Una critica alla valutazione scolastica Negli ultimi 20 anni è avvenuto un profondo rinnovamento del modo di concepire la scuola in merito a contenuti, metodi e obiettivi; tuttavia si registra un progressivo abbassamento del livello di apprendimento! Molti elementi fanno pensare che la valutazione dell’apprendimento scolastico non sia abbastanza significativo. Se si esce un minimo fuori dai binari tradizionali dell’insegnamento con i libri di testo, può accadere che lo studente non sia più in grado di dimostrare la competenza acquisita. Sono pochi gli studenti che studiano per sapere, sono molti invece quelli che studiano per il voto, impegnati più a ricordare che a capire e rielaborare.

Allo stesso tempo, ci sono anche molti insegnanti e dirigenti scolastici, i quali sebbene usino spesso la parola magica “competenza”, non darebbero il giusto e doveroso peso alla differenza tra valutazione formativa e sommativa.
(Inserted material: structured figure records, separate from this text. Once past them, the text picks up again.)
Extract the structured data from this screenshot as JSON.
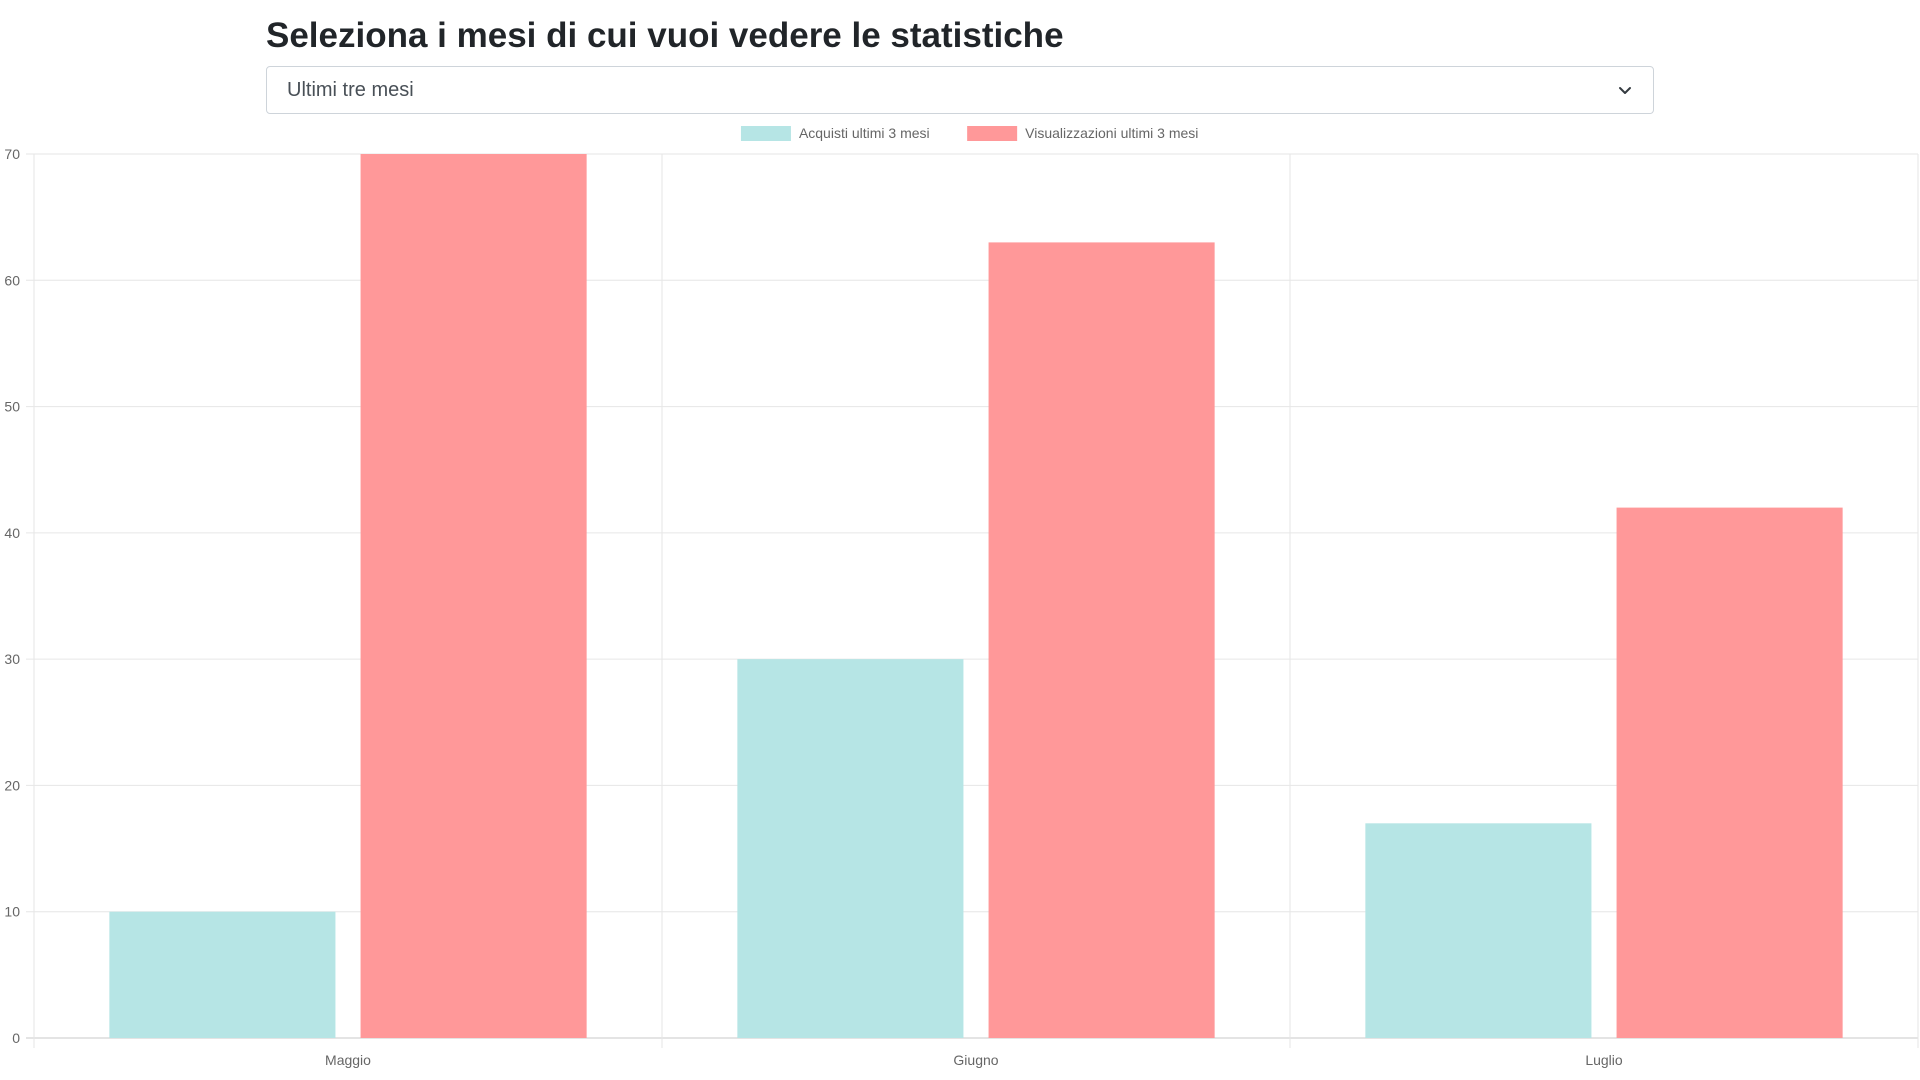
{
  "header": {
    "title": "Seleziona i mesi di cui vuoi vedere le statistiche"
  },
  "month_select": {
    "selected": "Ultimi tre mesi",
    "icon": "chevron-down-icon"
  },
  "chart_data": {
    "type": "bar",
    "categories": [
      "Maggio",
      "Giugno",
      "Luglio"
    ],
    "series": [
      {
        "name": "Acquisti ultimi 3 mesi",
        "values": [
          10,
          30,
          17
        ],
        "color": "#b6e5e5"
      },
      {
        "name": "Visualizzazioni ultimi 3 mesi",
        "values": [
          70,
          63,
          42
        ],
        "color": "#ff9899"
      }
    ],
    "ylim": [
      0,
      70
    ],
    "yticks": [
      0,
      10,
      20,
      30,
      40,
      50,
      60,
      70
    ],
    "grid": true,
    "legend": "top-center",
    "title": "",
    "xlabel": "",
    "ylabel": ""
  }
}
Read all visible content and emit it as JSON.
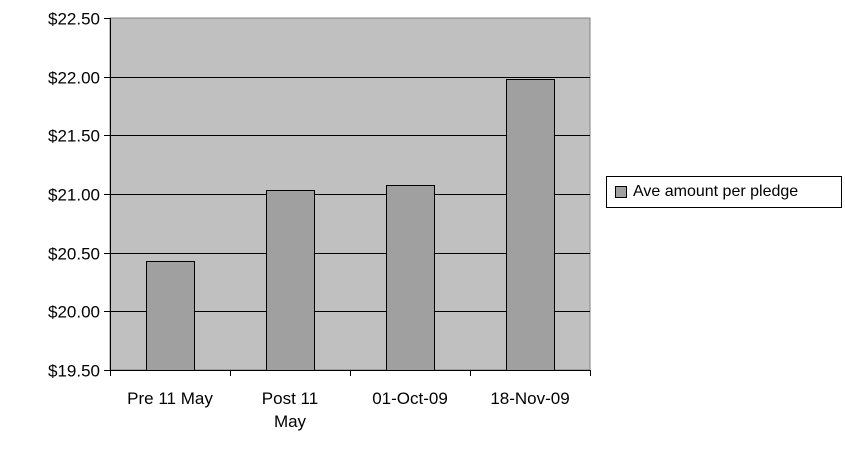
{
  "chart_data": {
    "type": "bar",
    "categories": [
      "Pre 11 May",
      "Post 11\nMay",
      "01-Oct-09",
      "18-Nov-09"
    ],
    "series": [
      {
        "name": "Ave amount per pledge",
        "values": [
          20.43,
          21.03,
          21.08,
          21.98
        ],
        "color": "#a0a0a0"
      }
    ],
    "title": "",
    "xlabel": "",
    "ylabel": "",
    "ylim": [
      19.5,
      22.5
    ],
    "yticks": [
      "$19.50",
      "$20.00",
      "$20.50",
      "$21.00",
      "$21.50",
      "$22.00",
      "$22.50"
    ],
    "grid": true,
    "plot_background": "#c0c0c0",
    "legend_position": "right"
  }
}
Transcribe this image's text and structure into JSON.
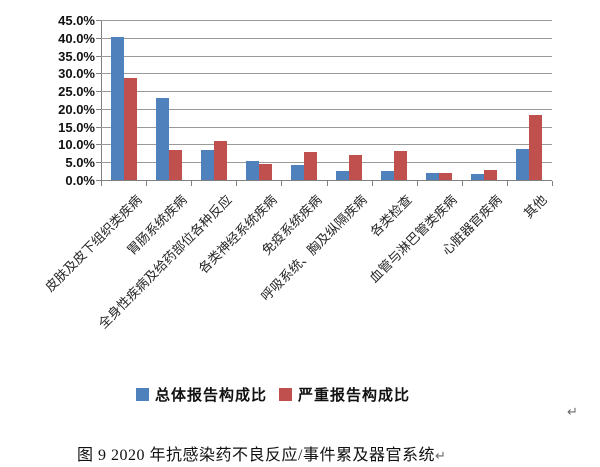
{
  "chart_data": {
    "type": "bar",
    "title": "",
    "xlabel": "",
    "ylabel": "",
    "categories": [
      "皮肤及皮下组织类疾病",
      "胃肠系统疾病",
      "全身性疾病及给药部位各种反应",
      "各类神经系统疾病",
      "免疫系统疾病",
      "呼吸系统、胸及纵隔疾病",
      "各类检查",
      "血管与淋巴管类疾病",
      "心脏器官疾病",
      "其他"
    ],
    "series": [
      {
        "name": "总体报告构成比",
        "color": "#4F81BD",
        "values": [
          40.3,
          23.2,
          8.4,
          5.3,
          4.2,
          2.6,
          2.4,
          2.0,
          1.7,
          8.8
        ]
      },
      {
        "name": "严重报告构成比",
        "color": "#C0504D",
        "values": [
          28.8,
          8.4,
          11.1,
          4.4,
          7.8,
          6.9,
          8.2,
          2.0,
          2.7,
          18.4
        ]
      }
    ],
    "ylim": [
      0,
      45
    ],
    "ytick_step": 5,
    "ytick_labels": [
      "45.0%",
      "40.0%",
      "35.0%",
      "30.0%",
      "25.0%",
      "20.0%",
      "15.0%",
      "10.0%",
      "5.0%",
      "0.0%"
    ],
    "grid": true,
    "legend_position": "bottom"
  },
  "caption": {
    "text": "图 9  2020 年抗感染药不良反应/事件累及器官系统"
  },
  "marks": {
    "paragraph_mark": "↵"
  },
  "colors": {
    "grid": "#9A9A9A",
    "axis": "#808080",
    "series_total": "#4F81BD",
    "series_serious": "#C0504D",
    "background": "#FFFFFF"
  }
}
Con gli strumenti che si usano, si può veramente affermare di valutare l’apprendimento? È giusto prodigarsi tanto per una presunta oggettività valutativa e utilizzare il voto come semplice giudizio? Valutare non è semplicemente attribuire giudizi o voti, ma implica un valore strumentale al processo di formazione dello studente. La valutazione formativa è un processo continuo per informare gli studenti su dove dovranno dirigersi e come possono arrivarci. La valutazione diventa, allora, strumento indispensabile per la costruzione della competenza in uno sviluppo quotidiano continuo.

La valutazione sommativa esprime il giudizio sull’apprendimento a conclusione del processo e in riferimento agli obiettivi desiderati. Il suo scopo è quello generale e sintetico, quindi conclude il processo di apprendimento con la dichiarazione di aver conseguito o meno gli obiettivi programmati. Ci sarebbe bisogno di una riforma della Tabella Valutativa: teoricamente i voti sono su una scala decimale da 1 a 10, ma di fatto la si usa solo nella parte centrale da 4 a 8, trasformandola spesso in ulteriori valori intermedi con i più, meno, doppio meno e barra! La tabella decimale in vigore potrebbe essere alla base della confusione valutativa, mentre la valutazione adottata più comune potrebbe essere alla base della confusione delle competenze, ma forse … tutto ciò mette l’anima in pace tra dirigenti, docenti, famiglie e studenti.